Befindet sich bereits Windows auf der Festplatte und soll auch als alternatives
Betriebssystem dort verbleiben, so kann das Setup-Programm von kmLinux
versuchen, eine vorhandene Windowspartition zu verkleinern. Dazu werden alle
Windowspartitionen auf freien Speicherplatz untersucht. Wird eine Partition mit
genügend freiem Speicher gefunden, wird diese ohne Datenverlust
verkürzt. Für die Betriebssystemauswahl wird in diesem Fall automatisch ein
Boot-Manager installiert.
kmLinux verwendet das Reiser-Dateisystem. Einer der Hauptvorteile dieses
Dateisystems ist der sehr viel schnellere Dateisystemcheck, falls einmal ein Rechner
nicht ordnungsgemäß heruntergefahren wurde.
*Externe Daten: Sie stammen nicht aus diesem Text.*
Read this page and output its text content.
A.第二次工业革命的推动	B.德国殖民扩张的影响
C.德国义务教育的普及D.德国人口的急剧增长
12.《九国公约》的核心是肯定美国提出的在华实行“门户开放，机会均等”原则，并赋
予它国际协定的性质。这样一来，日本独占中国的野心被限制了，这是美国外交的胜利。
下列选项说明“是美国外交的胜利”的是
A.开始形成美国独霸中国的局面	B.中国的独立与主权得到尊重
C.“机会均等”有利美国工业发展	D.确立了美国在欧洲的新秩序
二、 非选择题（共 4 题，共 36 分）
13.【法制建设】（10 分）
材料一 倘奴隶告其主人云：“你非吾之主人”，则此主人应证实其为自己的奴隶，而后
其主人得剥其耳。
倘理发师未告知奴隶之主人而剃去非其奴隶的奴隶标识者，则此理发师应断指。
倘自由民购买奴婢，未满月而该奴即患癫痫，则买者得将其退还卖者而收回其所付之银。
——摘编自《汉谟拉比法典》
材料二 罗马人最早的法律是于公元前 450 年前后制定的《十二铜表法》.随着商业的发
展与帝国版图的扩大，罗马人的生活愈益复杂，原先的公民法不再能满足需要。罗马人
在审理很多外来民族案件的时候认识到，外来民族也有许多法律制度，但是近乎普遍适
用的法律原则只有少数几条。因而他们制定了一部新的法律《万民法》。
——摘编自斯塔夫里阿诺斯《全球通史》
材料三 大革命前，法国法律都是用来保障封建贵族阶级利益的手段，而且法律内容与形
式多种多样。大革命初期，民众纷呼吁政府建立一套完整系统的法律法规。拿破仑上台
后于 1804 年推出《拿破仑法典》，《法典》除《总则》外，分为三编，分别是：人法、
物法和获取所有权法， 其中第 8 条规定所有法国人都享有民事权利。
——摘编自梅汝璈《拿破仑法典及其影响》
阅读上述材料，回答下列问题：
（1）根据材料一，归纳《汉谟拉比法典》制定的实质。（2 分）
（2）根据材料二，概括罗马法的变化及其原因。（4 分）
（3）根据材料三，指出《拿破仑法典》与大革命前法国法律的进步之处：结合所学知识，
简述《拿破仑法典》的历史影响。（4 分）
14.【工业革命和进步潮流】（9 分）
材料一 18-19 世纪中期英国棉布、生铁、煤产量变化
Das ist gerade für den Schulbetrieb
außerordentlich hilfreich.
Da kmLinux auf einer SuSE-Distribution aufbaut, können alle Systemeinstellungen
komfortabel mit Hilfe des Programms "YaST2" geändert werden.
Grundkonfiguration
- automatische Mauserkennung
- automatische Erkennung der Grafikkarte
- automatische Erkennung eines IDE-Brenners
kmLinux verfügt, wie jedes andere Linuxsystem auch, über volle
Netzwerkfähigkeit. Da kmLinux jedoch in erster Linie als Desktopsystem angelegt
ist, sind die verschiedenen Netzwerkdienste nicht vollständig konfiguriert.